Some other questions which are more about what I really want to know:
Is there any theoretical term which can say something more specific about the computational power of a computer? (given its limited memory space)
How can you compare the computational power of practical implementations of neural nets with computers? (Turing-completeness is not useful as argumented above.)
Solution 1:
The point of stating that a mathematical model is Turing Complete is to reveal the capability of the model to perform any calculation, given a sufficient amount of resources (i.e. infinite), not to show whether a specific implementation of a model does have those resources. Non-Turing complete models would not be able to handle a specific set of calculations, even with enough resources, something that reveals a difference in the way the two models operate, even when they have limited resources. Of course, to prove this property, you have to do have to assume that the models are able to use an infinite amount of resources, but this property of a model is relevant even when resources are limited.
Solution 2:
When modern computers are said to be Turing Complete there is an unspoken exception for the infinite storage device Turing described, which is obviously an impossibilty on a finite physical computation device. If a computation device can do everything a Turing machine can do (infinite storage not withstanding) it is Turing complete for all practical intents and purposes. By this less strict definition of Turing completeness, yes, its possible that many neural networks are Turing complete.
It is of course possible to create one that is not Turing complete.
Solution 3:
Turing-completeness of recurrent neural networks could mean: the (finite) transition tables of each and every Turing machine (with a finite-state head and an infinite tape) can be modelled by a finite recurrent neural network (finitely many neurons with finitely many states, especially only two states).
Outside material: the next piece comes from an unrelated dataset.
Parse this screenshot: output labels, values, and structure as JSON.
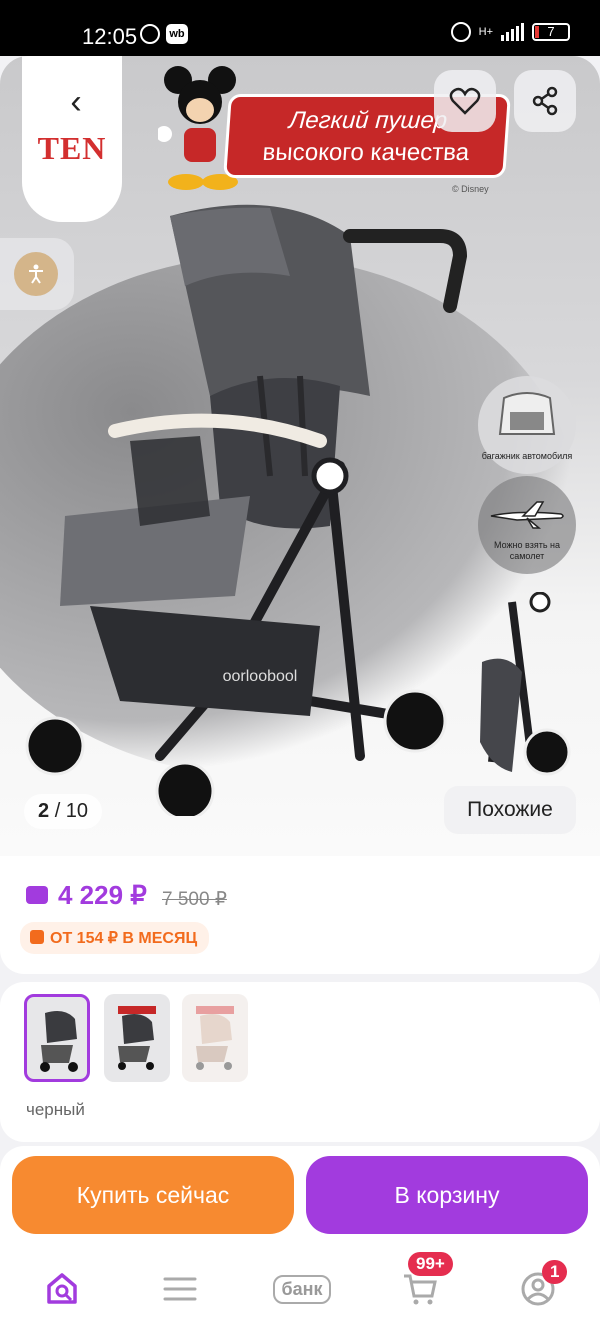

The transition tables define three functions:
next-state(current-state,current-symbol)
next-symbol(current-state, current-symbol)
direction(current-state,current-symbol)
This is how a recurrent neural network may perform this task (just a very raw sketch):
The green neurons read the symbol in the current cell (in binary representation), the gray neurons (initally mute) determine the current state, the red neurons write the new symbol to the current cell, the yellow neurons determine whether to go left or right. The blue neurons are the inner neurons (initially mute).
The claim is, that for each and every Turing machine there is such a recurrent neural network.
I wonder if there is a systematic way to construct such a network from given transition tables.
Solution 4:
Regular feedforward neural networks are not turing complete. They are, in effect, equivalent to a single complicated mathematical function that may do quite a lot of calculations but doesn't have any ability perform looping or other control flow operations.
However, if you wire up a neural network with some way to access a stateful environment then it can be be made into a turing complete machine.
As a most trivial example, you could recreate a classic-style Turing machine where:
- the input to the neural network is the value on the tape and the previous state
- the output of the neural network is the next state and the action
You could then train the neural network to emulate the actions of any desired turing machine state table / configuration (perhaps by supervised learning on the actions of another turing machine?)
Note: The idea of running a feedforward net repeatedly with some form of state feedback is essentially equivalent to a recurrent neural network. So you can think of a recurrent neural network plus the logic that runs it repeatedly as being Turing complete. You need the extra logic (over and above the network itself) to ensure Turing completeness because it is necessary to handle things like termination, repetition and IO.
Solution 5:
To partially address your second question:
Neural Networks have the property of being universal approximators - that is, they can approximate any function to an arbitrary degree of precision. It's the "degree of precision" part that keeps the Neural Network from needing to be infinite.